The GDAX digital currency exchange has announced its plans for addressing the anticipated implementation of the BIP 148 User Activated Soft Fork, or UASF, on August 1st. In a blog post published on Thursday, GDAX general manager Adam White explained why the exchange may be forced to temporarily halt all trading and withdrawals to protect its customer’s funds.
The UASF is designed to force activation of Segregated Witness (SegWit). The proposal has been the subject of a great deal of controversy since it was first announced, with many favoring an alternative scaling solution known as Segwit2X. Despite that controversy, BIP 148 is scheduled to go into effect at the beginning of August.
In his post, White explained that UASF could result in the creation of two separate Bitcoin blockchains. He also acknowledged the uncertainty that such a split would create for the Bitcoin community:
“Should this occur, there are two likely outcomes:
1. One blockchain becomes dominant, resulting in the other blockchain having low community adoption and value.
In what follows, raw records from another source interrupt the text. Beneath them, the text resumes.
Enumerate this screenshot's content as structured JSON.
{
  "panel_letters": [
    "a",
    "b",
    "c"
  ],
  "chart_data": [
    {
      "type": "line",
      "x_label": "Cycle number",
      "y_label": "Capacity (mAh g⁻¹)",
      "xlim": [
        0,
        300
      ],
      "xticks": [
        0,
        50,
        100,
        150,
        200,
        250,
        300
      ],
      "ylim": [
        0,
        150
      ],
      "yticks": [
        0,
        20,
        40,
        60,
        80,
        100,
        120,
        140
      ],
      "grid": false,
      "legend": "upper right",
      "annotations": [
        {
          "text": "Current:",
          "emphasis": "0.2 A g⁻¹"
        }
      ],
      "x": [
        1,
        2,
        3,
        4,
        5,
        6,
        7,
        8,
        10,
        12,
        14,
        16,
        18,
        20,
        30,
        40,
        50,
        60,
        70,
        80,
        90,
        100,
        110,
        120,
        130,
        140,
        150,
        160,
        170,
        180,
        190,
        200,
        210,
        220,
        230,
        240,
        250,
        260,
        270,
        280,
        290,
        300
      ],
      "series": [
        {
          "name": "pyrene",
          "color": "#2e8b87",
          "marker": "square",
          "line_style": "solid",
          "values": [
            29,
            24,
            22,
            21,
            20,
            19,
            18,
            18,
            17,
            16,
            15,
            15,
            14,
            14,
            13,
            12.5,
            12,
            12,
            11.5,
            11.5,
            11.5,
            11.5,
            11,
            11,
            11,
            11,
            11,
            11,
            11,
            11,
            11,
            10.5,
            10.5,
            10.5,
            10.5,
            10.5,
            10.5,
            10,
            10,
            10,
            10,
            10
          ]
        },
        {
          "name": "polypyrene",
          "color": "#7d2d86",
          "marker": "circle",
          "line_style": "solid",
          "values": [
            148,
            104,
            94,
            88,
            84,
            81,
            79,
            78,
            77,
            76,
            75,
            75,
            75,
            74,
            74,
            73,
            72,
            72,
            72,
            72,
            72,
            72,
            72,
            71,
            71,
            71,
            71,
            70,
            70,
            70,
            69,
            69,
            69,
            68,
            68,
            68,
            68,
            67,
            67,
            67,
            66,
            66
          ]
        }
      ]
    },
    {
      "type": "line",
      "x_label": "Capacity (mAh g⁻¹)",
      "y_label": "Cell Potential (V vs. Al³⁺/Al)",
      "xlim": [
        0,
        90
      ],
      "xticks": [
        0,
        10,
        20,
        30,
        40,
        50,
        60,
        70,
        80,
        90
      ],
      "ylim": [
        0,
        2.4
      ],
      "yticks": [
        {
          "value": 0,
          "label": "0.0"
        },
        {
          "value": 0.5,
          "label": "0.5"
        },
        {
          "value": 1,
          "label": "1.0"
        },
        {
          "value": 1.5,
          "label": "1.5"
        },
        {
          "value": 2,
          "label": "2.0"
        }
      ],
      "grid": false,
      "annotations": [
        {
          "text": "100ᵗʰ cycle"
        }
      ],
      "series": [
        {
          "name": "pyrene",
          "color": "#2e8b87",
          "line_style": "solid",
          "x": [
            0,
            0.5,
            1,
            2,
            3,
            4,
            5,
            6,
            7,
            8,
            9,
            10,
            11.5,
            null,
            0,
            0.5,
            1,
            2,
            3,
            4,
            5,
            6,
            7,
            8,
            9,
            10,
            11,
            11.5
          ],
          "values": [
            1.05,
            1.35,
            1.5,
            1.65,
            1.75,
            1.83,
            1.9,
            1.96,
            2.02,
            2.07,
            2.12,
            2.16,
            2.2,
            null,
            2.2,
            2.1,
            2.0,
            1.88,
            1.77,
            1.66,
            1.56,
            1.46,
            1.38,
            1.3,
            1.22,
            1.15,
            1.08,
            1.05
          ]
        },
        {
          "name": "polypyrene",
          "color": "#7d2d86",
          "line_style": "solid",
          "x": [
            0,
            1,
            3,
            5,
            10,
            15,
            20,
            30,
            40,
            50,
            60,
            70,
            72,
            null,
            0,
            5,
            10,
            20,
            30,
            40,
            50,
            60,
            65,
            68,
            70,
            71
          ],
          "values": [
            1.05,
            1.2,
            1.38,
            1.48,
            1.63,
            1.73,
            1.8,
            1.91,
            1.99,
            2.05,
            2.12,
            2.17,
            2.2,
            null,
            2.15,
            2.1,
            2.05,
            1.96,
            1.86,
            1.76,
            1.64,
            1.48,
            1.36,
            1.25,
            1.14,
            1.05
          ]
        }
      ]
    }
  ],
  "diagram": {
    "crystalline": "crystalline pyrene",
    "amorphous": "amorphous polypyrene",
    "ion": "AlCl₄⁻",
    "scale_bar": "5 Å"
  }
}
2. Both blockchains are adopted, co-existing and operating independently of one another with roughly equal community adoption and value.”
According to White, GDAX has a contingency plan in place to ensure that a fork doesn’t adversely impact its customers. That plan apparently involves suspension of Bitcoin activity on the exchange during any period of uncertainty that results from the soft fork activation.
“In either scenario we will implement safeguards to ensure the safety of our customers’ funds. For example, we will temporarily suspend the deposit and withdrawal of bitcoin on GDAX and may pause the trading of bitcoin as well. This decision will be based on our assessment of the technical risks posed by the fork, such as replay attacks and other factors that could create network instability.”